Assessores do Ministério dos Transportes dizem que os voos internos dependem das autorizações dos governadores.

"Há governadores que não autorizam voos ou ônibus de longa distância porque não querem correr o risco de entrada do coronavírus", explicam à BBC News Brasil. E acrescentam que famílias já voltaram, de carro, para suas casas, após o preenchimento da autorização especial emitida pelo portal do governo federal.

A expectativa, segundo eles, é que os voos sejam normalizados em outubro, tanto os nacionais quanto os internacionais, mas a palavra final será do presidente Alberto Fernández.

A frequência dos voos internacionais dependerá, porém, das autoridades migratórias de cada país, que aceite ou não estrangeiros.

"Hoje, não há problema para viajar daqui para os Estados Unidos, mas sim para a Espanha, por exemplo. "Hoje, a Argentina realiza cerca de cinco voos internacionais diários - muito menos do que as centenas de antes da pandemia, e é permitida a entrada somente de quem é argentino ou viaja a trabalho e tem comprovações dos consulados de seus países, dizem os assessores. Existem outras situações inusitadas, internamente.

Como as dos donos de casas de veraneio em balneários argentinos que realizaram protestos, há cerca de dez dias, para poder entrar nas cidades onde estão suas residências de férias. No caso do Partido de la Costa, a cerca de 400 quilômetros do centro de Buenos Aires, os veranistas receberam a autorização para passar entre três e quatro dias no local. A preocupação das autoridades, nesse caso municipais, é com a expansão do vírus e a capacidade do sistema de saúde.

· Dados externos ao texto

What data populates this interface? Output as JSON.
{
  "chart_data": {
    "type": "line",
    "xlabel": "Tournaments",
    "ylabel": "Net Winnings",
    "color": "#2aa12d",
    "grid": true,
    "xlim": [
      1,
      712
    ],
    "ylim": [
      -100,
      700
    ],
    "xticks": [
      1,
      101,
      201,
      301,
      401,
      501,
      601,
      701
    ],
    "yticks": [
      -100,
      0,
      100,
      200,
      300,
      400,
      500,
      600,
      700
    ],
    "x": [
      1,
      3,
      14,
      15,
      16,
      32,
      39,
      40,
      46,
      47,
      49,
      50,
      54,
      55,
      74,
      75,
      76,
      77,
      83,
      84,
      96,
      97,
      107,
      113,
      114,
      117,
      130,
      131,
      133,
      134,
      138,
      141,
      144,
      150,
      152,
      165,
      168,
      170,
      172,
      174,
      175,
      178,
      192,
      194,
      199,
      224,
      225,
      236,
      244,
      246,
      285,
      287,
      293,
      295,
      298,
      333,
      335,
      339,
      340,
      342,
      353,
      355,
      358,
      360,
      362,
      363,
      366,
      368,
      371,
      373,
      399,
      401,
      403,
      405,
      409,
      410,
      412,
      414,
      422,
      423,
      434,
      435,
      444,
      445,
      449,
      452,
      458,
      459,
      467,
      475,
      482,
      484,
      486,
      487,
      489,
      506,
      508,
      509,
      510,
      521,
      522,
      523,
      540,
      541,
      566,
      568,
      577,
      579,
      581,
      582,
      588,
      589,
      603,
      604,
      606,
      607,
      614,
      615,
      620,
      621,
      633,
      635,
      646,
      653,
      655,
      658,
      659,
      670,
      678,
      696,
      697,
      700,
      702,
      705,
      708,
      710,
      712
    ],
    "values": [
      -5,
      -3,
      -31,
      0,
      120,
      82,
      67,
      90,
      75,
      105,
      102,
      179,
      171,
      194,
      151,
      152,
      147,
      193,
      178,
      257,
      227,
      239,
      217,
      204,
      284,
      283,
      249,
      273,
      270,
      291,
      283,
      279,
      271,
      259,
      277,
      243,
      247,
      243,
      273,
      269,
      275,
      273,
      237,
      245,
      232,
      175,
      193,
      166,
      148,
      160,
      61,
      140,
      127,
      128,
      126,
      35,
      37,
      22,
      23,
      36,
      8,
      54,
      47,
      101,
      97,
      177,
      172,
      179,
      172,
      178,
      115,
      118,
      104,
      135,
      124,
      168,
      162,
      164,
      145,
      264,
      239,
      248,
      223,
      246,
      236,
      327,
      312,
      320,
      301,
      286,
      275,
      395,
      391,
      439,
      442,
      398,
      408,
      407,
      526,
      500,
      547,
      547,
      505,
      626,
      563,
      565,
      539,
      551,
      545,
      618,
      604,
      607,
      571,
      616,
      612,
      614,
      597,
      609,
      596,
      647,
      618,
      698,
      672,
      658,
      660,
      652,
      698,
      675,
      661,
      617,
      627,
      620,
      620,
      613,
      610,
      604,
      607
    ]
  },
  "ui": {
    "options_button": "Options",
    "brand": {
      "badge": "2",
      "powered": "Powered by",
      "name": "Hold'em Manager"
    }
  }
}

Na semana passada, a Suprema Corte de Justiça pediu informações a pelo menos cinco Províncias, entre elas Córdoba e San Luís, sobre estes controles internos dentro do país. Os pedidos foram feitos a partir de ações protocoladas por argentinos, incluindo empresas e produtores rurais, que se sentiram afetados em seus direitos de ir e vir ou de transportar mercadorias.

"Mesmo depois do que aconteceu, continuam surgindo casos tristes de gente que não pode visitar seus parentes nem na despedida. Isso não é correto", diz o pai de Solange.